Огонь трещит в камине, тяга в трубе порождает долгий звук на одной ноте, которому аккомпанируют завывающий ветер за окном и тихое гудение керосиновой лампы. Ребекка поднимается и кидает в печь еще пару поленьев. В такой буран надо постоянно поддерживать огонь, а не то к утру избушка промерзнет насквозь.

Жестокий ветер проникает через щели в стенах и вокруг старой выкрашенной темно-желтой краской двери. В дверь вставлено зеркало. Когда-то, еще до рождения Ребекки, эта дверь украшала вход в свинарник — ей рассказывала об этом бабушка. А до того красовалась где-то еще. Для двери свинарника она слишком красивая и прочная — скорее всего, когда-то висела в жилом доме, который потом разрушили, двери же нашли новое применение.

На полу лежат в несколько слоев бабушкины тряпичные коврики — помогают удержать тепло. Снег, который намело к стенам домика, тоже играет роль теплоизолятора. Вдоль северной стены тянется поленница, закрытая брезентом.

Возле камина стоят эмалированное ведро с водой и ковшиком из нержавеющей стали и целая корзина дров. Рядом на старых номерах журналов лежат камни, разрисованные Сарой и Ловой. Камень Ловы, естественно, изображает собаку. Она лежит, свернувшись в клубок, засунув нос между передних лап, и смотрит на Ребекку, не отрывая глаз. Для верности Лова написала на черной спине собаки «Чаппи». Сейчас обе девочки спят в одной кровати, до ушей накрытые двойными одеялами. Их пальцы перепачканы краской. Прежде чем улечься, они втроем скатали матрасы, выдавливая из них холодный воздух. Сара спит с открытым ртом, Лова положила голову ей на плечо. Щеки у них порозовели во сне. Ребекка берет одно из одеял и вешает на изножье кровати.

«Защищать их не моя работа, — внушает она сама себе. — Завтрашний день пройдет, и больше я ничего не смогу для них сделать».

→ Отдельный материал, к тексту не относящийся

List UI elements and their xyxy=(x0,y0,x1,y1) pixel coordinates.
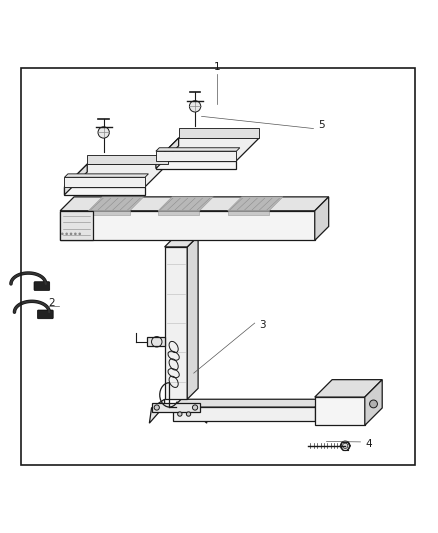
Polygon shape xyxy=(187,399,207,423)
Polygon shape xyxy=(156,148,240,151)
Polygon shape xyxy=(64,187,145,195)
Polygon shape xyxy=(60,211,93,240)
Polygon shape xyxy=(165,236,198,247)
Polygon shape xyxy=(60,197,328,211)
Polygon shape xyxy=(64,174,148,177)
Circle shape xyxy=(65,232,68,235)
Polygon shape xyxy=(179,128,259,138)
Polygon shape xyxy=(156,151,237,161)
Text: 4: 4 xyxy=(366,439,372,449)
Polygon shape xyxy=(88,211,130,215)
Polygon shape xyxy=(315,379,382,397)
Polygon shape xyxy=(187,236,198,399)
Polygon shape xyxy=(156,138,259,161)
Polygon shape xyxy=(156,138,179,168)
Polygon shape xyxy=(228,197,283,211)
Text: 5: 5 xyxy=(318,120,325,130)
FancyBboxPatch shape xyxy=(34,282,49,290)
Circle shape xyxy=(98,127,110,138)
Polygon shape xyxy=(158,211,199,215)
Circle shape xyxy=(178,412,182,416)
Polygon shape xyxy=(156,161,237,168)
Circle shape xyxy=(189,101,201,112)
FancyBboxPatch shape xyxy=(38,310,53,319)
Circle shape xyxy=(74,232,77,235)
Polygon shape xyxy=(64,164,87,195)
Circle shape xyxy=(61,232,64,235)
Polygon shape xyxy=(173,399,322,407)
Circle shape xyxy=(370,400,378,408)
Polygon shape xyxy=(87,155,168,164)
Polygon shape xyxy=(60,211,315,240)
Polygon shape xyxy=(173,407,315,421)
Polygon shape xyxy=(228,211,269,215)
Polygon shape xyxy=(149,399,165,423)
Circle shape xyxy=(154,405,159,410)
Text: 1: 1 xyxy=(213,62,220,72)
Polygon shape xyxy=(315,197,328,240)
Circle shape xyxy=(192,405,198,410)
Circle shape xyxy=(340,441,350,450)
Polygon shape xyxy=(64,177,145,187)
Circle shape xyxy=(78,232,81,235)
Polygon shape xyxy=(88,197,144,211)
Circle shape xyxy=(70,232,72,235)
Text: 2: 2 xyxy=(48,298,55,309)
Polygon shape xyxy=(152,403,200,413)
Polygon shape xyxy=(165,247,187,399)
Polygon shape xyxy=(315,397,365,425)
Text: 3: 3 xyxy=(259,320,266,330)
Circle shape xyxy=(186,412,191,416)
Polygon shape xyxy=(158,197,213,211)
Polygon shape xyxy=(64,164,168,187)
Polygon shape xyxy=(365,379,382,425)
Polygon shape xyxy=(147,337,165,346)
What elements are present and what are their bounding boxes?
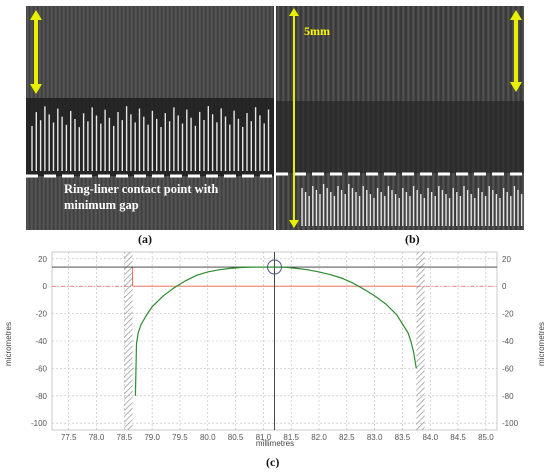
liner-surface-image-a	[26, 6, 274, 230]
x-tick-label: 78.0	[89, 433, 105, 442]
y-tick-label-left: -40	[35, 337, 47, 346]
hatched-band	[124, 252, 133, 430]
hatched-band	[416, 252, 425, 430]
photo-panel-a: Ring-liner contact point with minimum ga…	[26, 6, 274, 230]
y-tick-label-left: 20	[38, 255, 47, 264]
caption-b: (b)	[405, 232, 420, 246]
x-tick-label: 78.5	[117, 433, 133, 442]
x-tick-label: 82.5	[339, 433, 355, 442]
annotation-line-2: minimum gap	[64, 198, 139, 212]
y-tick-label-right: -60	[502, 364, 514, 373]
x-tick-label: 79.5	[172, 433, 188, 442]
tick-labels: 77.5 78.0 78.5 79.0 79.5 80.0 80.5 81.0 81.5 82.0…	[31, 255, 519, 442]
scale-label: 5mm	[304, 24, 330, 38]
x-tick-label: 79.0	[144, 433, 160, 442]
y-tick-label-left: 0	[43, 282, 48, 291]
scale-arrow-5mm	[289, 8, 299, 228]
y-axis-label-left: micrometres	[4, 322, 13, 366]
y-tick-label-right: 0	[502, 282, 507, 291]
x-tick-label: 83.5	[395, 433, 411, 442]
hatched-bands	[124, 252, 425, 430]
x-tick-label: 77.5	[61, 433, 77, 442]
y-tick-label-right: 20	[502, 255, 511, 264]
photo-panel-b: 5mm	[276, 6, 524, 230]
caption-a: (a)	[138, 232, 152, 246]
y-tick-label-left: -20	[35, 310, 47, 319]
chart-marks	[52, 252, 497, 430]
scale-arrow-a	[30, 10, 42, 94]
y-axis-label-right: micrometres	[537, 322, 546, 366]
caption-c: (c)	[266, 455, 280, 469]
x-axis-label: millimetres	[256, 439, 294, 448]
x-tick-label: 84.5	[450, 433, 466, 442]
x-tick-label: 81.5	[283, 433, 299, 442]
y-tick-label-right: -20	[502, 310, 514, 319]
x-tick-label: 82.0	[311, 433, 327, 442]
x-tick-label: 81.0	[256, 433, 272, 442]
profile-chart: 77.5 78.0 78.5 79.0 79.5 80.0 80.5 81.0 81.5 82.0…	[4, 251, 546, 448]
y-tick-label-right: -100	[502, 419, 519, 428]
x-tick-label: 85.0	[478, 433, 494, 442]
y-tick-label-left: -80	[35, 392, 47, 401]
y-tick-label-left: -60	[35, 364, 47, 373]
annotation-line-1: Ring-liner contact point with	[64, 182, 219, 196]
liner-surface-image-b	[276, 6, 524, 230]
profile-series-line	[134, 266, 417, 396]
x-tick-label: 83.0	[367, 433, 383, 442]
x-tick-label: 84.0	[422, 433, 438, 442]
crosshair-circle-marker	[267, 259, 282, 275]
y-tick-label-right: -80	[502, 392, 514, 401]
y-tick-label-right: -40	[502, 337, 514, 346]
scale-arrow-b	[510, 10, 522, 92]
y-tick-label-left: -100	[31, 419, 48, 428]
x-tick-label: 80.0	[200, 433, 216, 442]
x-tick-label: 80.5	[228, 433, 244, 442]
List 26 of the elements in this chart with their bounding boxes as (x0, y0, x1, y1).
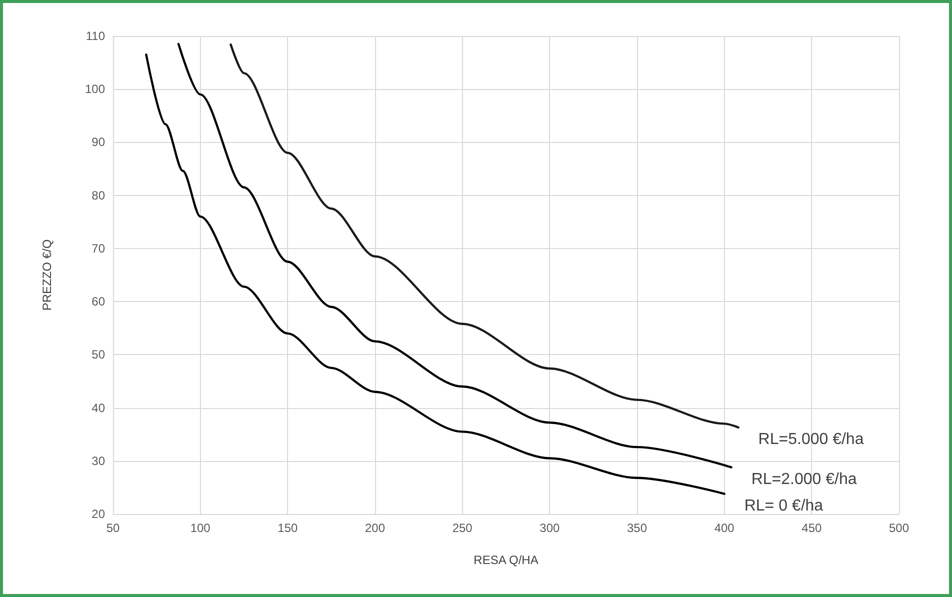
y-tick-label: 50 (92, 348, 106, 362)
series-label: RL=2.000 €/ha (751, 470, 857, 488)
x-tick-label: 50 (106, 521, 120, 535)
x-tick-label: 150 (278, 521, 298, 535)
y-tick-label: 20 (92, 507, 106, 521)
series-label: RL=5.000 €/ha (758, 430, 864, 448)
x-tick-label: 300 (540, 521, 560, 535)
x-tick-label: 500 (888, 521, 910, 535)
x-tick-label: 200 (364, 521, 386, 535)
y-tick-label: 80 (92, 188, 106, 202)
y-tick-label: 40 (92, 400, 106, 415)
y-tick-label: 90 (92, 135, 106, 150)
line-series (230, 43, 740, 429)
series-label: RL= 0 €/ha (744, 497, 824, 514)
x-tick-label: 350 (626, 521, 648, 535)
x-tick-label: 250 (452, 521, 473, 535)
y-tick-label: 60 (92, 294, 106, 309)
y-tick-label: 110 (86, 29, 106, 43)
x-tick-label: 400 (714, 521, 735, 535)
x-tick-label: 100 (190, 521, 211, 535)
x-axis-title: RESA Q/HA (474, 553, 538, 567)
y-tick-label: 70 (92, 241, 106, 256)
y-axis-title: PREZZO €/Q (40, 239, 54, 311)
x-tick-label: 450 (802, 521, 822, 535)
y-tick-label: 100 (84, 82, 106, 96)
y-tick-label: 30 (92, 454, 106, 468)
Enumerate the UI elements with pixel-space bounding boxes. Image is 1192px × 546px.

Анна-Мария Мелла сидит в своей кровати при свете ночника. Роберт спит рядом с ней. Она опирается на две подушки, прислоненные к изголовью, на коленях у нее — альбом Кристины Страндгорд с вырезками из газет о Викторе Страндгорде. Ребенок шевелится внутри; она чувствует ногу, которая упирается в стенку живота.

— Привет, маленький хулиган, — говорит она и похлопывает по твердому комку под кожей, где выступает нога ребенка. — Не бей свою старенькую мамочку.

Она разглядывает фотографию Виктора Страндгорда, сидящего на лестнице Хрустальной церкви в разгар зимы. На голове у него неописуемо безобразная зеленая вязаная шапка. Длинные волосы свисают с плеч. Он держит перед камерой свою книгу «Билет на небо и обратно». Улыбается. Лицо у него открытое и просветленное.

«Неужели он что-то сотворил с детьми Санны? — подумала Анна-Мария. — Ведь он сам еще мальчик».

Ее волнует мысль о завтрашнем дне и допросе детей.

«Но у тебя, по крайней мере, будет самый добрый в мире папа», — мысленно говорит она ребенку в животе.

Эти слова растрогали ее саму до глубины души. Она думает о маленьком существе. Ребенок родится совершенно готовенький, с десятью пальцами на руках и ногах — совершенно новая неповторимая личность. Почему во время беременности она каждый раз становится такой чувствительной и сентиментальной? Не может даже смотреть диснеевский мультик — начинает рыдать в три ручья в самый трагический момент, прежде чем все разрешится перед финалом. Неужели прошло четырнадцать лет с тех пор, как Маркус вот так же лежал у нее в животе? И Йенни, и Петтер, они тоже уже большие. Жизнь идет вперед с такой невероятной скоростью. Ее переполняет чувство безграничной благодарности.